Friday, November 14, 2003

Can I get a bit of MSG here?
So, being the hardworking, slaves to labour that we are, the milliner circus chick and I decided to order in some Chinese last night. Okay, we're both basically lazy, and didn't feel like cooking. Just a bit of fast food while watching Survivor and CSI would do nicely. Oh, and why the fuck did CTV pre-empt CBS? That's not right. We missed 30 minutes of Las Vegas murder to watch Chr├ętien's retirement party?

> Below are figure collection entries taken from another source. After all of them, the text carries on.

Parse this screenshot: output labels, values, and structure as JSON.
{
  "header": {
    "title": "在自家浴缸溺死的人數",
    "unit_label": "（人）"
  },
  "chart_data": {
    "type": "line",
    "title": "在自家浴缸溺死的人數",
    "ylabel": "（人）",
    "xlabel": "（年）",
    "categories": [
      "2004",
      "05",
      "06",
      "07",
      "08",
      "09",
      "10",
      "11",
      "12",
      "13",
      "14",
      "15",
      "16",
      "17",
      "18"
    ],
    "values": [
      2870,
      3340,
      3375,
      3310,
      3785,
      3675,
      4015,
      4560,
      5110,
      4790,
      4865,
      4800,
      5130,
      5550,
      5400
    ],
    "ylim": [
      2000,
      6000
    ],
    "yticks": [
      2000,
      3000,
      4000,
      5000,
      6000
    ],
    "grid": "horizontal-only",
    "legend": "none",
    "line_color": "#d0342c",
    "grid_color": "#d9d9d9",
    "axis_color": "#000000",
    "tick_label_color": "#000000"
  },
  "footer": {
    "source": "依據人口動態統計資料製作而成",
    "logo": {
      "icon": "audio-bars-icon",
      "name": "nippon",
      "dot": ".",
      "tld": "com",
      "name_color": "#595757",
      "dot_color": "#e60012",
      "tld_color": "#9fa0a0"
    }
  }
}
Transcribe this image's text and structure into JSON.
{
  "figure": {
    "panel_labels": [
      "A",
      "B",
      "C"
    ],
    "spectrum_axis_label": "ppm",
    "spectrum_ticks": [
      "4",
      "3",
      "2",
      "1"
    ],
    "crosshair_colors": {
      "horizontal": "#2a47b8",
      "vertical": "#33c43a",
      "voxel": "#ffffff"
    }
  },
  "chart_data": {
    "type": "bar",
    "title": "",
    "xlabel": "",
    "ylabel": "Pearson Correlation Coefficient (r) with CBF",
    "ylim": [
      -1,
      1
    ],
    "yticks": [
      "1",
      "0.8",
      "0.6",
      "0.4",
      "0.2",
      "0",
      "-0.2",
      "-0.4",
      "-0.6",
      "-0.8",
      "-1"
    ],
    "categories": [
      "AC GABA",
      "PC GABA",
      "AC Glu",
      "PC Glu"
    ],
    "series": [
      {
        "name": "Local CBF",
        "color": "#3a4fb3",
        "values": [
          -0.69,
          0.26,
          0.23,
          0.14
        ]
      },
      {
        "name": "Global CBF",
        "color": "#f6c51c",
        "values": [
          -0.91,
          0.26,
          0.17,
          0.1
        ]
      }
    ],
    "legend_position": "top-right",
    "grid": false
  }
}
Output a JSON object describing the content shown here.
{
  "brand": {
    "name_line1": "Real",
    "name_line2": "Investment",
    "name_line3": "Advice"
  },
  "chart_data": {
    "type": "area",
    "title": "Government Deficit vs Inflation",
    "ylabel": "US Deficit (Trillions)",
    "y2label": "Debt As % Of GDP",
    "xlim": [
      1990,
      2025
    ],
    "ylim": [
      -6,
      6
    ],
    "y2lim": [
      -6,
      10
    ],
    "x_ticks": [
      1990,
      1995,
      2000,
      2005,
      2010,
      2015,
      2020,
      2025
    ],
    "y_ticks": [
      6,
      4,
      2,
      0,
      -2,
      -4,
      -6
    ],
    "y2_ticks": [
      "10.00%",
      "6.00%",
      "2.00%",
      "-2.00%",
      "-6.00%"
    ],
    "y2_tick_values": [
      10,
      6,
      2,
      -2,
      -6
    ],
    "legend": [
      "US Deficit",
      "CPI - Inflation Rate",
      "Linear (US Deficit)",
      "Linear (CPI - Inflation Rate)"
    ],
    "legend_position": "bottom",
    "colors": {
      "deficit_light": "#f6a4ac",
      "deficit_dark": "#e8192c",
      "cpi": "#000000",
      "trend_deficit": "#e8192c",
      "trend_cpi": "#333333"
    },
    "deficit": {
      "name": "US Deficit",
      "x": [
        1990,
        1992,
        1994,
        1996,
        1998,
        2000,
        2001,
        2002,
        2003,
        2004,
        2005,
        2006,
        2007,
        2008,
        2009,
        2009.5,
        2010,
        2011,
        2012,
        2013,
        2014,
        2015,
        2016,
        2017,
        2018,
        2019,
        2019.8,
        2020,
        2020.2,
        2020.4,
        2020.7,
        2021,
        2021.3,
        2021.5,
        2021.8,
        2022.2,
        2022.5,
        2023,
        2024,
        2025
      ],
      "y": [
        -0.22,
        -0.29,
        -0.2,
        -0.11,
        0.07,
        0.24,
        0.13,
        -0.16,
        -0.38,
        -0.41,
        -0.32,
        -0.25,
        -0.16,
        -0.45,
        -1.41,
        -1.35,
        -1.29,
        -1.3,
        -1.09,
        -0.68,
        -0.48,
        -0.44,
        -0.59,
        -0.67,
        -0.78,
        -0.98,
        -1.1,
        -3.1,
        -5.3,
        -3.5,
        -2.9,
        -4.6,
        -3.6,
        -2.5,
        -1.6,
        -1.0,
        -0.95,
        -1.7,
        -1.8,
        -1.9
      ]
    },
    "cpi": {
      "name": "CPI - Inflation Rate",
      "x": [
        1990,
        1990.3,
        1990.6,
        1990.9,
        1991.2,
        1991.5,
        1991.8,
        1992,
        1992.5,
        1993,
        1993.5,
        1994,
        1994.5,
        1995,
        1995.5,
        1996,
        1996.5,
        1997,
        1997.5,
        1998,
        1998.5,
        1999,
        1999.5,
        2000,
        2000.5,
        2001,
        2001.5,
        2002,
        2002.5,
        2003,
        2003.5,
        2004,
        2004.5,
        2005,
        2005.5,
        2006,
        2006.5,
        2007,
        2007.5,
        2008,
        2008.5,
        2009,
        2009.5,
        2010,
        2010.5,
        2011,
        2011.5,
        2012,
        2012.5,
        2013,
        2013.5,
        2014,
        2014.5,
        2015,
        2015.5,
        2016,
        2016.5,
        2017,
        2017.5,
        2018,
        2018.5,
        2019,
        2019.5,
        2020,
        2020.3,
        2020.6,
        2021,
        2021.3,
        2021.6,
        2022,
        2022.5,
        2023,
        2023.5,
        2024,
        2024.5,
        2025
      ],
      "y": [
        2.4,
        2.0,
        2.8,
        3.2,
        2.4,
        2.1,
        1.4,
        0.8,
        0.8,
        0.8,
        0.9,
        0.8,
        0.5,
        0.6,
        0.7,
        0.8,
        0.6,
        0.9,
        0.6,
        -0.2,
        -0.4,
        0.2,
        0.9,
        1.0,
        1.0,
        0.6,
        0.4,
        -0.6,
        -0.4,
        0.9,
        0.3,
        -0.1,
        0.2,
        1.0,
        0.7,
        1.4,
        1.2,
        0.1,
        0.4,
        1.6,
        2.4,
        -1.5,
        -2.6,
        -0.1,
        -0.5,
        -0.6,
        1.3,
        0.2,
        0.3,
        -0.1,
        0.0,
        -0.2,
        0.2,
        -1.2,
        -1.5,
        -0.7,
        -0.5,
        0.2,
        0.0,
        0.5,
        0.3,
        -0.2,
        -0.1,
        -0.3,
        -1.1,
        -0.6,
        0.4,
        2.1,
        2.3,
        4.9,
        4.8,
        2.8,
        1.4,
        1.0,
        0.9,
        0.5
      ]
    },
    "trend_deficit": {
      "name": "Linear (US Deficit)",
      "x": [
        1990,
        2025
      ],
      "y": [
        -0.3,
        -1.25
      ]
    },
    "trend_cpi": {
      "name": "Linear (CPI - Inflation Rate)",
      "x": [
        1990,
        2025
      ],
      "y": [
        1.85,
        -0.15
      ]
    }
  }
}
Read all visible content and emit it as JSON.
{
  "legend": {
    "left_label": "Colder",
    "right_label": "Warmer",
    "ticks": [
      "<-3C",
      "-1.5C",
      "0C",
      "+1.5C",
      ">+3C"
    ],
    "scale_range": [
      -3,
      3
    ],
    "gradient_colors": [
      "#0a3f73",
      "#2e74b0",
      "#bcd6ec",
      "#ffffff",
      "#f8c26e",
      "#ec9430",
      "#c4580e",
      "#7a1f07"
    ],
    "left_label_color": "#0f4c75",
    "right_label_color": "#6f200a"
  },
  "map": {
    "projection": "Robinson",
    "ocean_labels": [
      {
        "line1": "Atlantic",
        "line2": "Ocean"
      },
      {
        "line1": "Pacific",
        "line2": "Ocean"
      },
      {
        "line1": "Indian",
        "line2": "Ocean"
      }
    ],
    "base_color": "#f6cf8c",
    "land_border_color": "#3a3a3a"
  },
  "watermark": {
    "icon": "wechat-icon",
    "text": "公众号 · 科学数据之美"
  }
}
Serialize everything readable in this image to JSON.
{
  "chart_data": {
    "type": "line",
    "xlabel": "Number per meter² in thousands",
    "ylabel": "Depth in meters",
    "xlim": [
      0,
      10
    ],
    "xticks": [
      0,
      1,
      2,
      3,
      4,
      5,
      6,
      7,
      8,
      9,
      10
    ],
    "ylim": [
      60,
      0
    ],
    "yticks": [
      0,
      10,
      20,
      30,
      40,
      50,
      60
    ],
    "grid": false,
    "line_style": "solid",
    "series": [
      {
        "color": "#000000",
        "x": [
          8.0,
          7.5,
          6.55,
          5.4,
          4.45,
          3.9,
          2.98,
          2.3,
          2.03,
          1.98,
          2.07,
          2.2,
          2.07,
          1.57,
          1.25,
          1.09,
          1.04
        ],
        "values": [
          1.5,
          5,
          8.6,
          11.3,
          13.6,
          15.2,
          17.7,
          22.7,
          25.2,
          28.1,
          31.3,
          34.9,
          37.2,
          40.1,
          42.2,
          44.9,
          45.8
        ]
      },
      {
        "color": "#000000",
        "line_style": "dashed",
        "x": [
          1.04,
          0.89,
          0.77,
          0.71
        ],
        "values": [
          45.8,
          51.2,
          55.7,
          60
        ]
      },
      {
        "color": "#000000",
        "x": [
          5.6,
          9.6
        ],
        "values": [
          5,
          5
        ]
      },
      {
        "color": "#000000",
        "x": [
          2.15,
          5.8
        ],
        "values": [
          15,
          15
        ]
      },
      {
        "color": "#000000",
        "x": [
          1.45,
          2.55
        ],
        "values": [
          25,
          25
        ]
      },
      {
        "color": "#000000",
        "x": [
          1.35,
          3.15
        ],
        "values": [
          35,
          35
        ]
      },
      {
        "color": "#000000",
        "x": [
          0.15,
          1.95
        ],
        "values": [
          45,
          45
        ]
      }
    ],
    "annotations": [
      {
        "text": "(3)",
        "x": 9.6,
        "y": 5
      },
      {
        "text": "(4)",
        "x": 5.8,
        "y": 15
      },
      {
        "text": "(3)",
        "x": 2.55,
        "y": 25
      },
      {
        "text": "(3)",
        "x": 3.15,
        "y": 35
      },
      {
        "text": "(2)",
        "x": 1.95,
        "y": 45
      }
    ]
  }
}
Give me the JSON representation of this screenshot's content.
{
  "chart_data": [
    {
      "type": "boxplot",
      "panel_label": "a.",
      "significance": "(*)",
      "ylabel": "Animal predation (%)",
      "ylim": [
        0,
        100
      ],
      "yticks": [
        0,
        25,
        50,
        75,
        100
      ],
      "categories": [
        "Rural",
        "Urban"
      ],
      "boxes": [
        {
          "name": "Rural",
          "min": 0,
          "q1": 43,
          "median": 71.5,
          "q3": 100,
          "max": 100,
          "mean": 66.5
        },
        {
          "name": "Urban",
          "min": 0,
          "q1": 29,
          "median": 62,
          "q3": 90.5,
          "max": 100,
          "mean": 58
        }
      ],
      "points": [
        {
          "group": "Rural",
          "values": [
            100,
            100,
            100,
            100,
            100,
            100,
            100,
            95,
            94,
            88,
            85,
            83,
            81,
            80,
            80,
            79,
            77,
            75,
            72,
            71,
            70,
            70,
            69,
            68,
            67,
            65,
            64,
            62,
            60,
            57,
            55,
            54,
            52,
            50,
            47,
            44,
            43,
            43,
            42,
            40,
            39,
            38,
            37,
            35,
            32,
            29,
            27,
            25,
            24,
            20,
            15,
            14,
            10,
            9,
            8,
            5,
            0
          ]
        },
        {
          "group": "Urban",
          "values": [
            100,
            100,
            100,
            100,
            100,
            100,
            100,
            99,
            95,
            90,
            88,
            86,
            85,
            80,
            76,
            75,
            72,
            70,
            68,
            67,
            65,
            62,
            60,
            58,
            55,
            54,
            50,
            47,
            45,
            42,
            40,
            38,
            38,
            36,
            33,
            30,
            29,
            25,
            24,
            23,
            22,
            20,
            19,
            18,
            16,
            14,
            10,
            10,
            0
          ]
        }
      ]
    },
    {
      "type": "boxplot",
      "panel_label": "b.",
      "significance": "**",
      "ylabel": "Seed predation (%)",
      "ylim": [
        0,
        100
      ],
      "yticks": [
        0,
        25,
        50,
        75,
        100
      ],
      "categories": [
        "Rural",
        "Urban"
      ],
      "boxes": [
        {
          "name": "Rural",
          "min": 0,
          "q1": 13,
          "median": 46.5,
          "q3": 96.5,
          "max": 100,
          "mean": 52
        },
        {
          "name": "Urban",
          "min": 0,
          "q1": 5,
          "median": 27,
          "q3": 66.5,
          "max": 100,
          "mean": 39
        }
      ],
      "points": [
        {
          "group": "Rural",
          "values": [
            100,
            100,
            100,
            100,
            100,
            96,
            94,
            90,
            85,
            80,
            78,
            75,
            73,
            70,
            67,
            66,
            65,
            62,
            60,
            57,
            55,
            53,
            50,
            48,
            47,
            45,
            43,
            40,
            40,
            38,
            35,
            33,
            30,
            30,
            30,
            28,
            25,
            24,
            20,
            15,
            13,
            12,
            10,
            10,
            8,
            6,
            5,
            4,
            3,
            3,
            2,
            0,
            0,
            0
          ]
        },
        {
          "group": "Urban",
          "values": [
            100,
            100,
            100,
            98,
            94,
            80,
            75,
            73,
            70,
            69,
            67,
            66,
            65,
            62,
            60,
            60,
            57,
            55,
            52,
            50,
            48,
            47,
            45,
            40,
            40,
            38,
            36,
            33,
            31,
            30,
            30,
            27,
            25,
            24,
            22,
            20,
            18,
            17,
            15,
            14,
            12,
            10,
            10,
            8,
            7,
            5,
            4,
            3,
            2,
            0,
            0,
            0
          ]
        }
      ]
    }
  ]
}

Anyhow, we decided to take a break from our gourmand lifestyles (bwahaha) and called for some good old Chinese. Now's here's the problem with living in a hap-hip-hap-happening town: it's damned near impossible to find North American Chinese food. You know the kind; heavily battered chicken-meal balls, dried-out soy-sauced fried rice, overly sweet spare ribs, the kind of ribs that leave you wondering exactly what kind of road-kill animal gave up its life to feed us. Now, if I want the latest in chichi sushi, terrific thai, royal rolls, well, I've got choices coming out of the wazoo. Occasionally, I just want simple pseudo-Chinese, particularly if it's delivered in round carton containers by someone fresh off the boat who's ecstatic about the shiny quarter that I deem to give him.
Honest, I'm looking for suggestions here.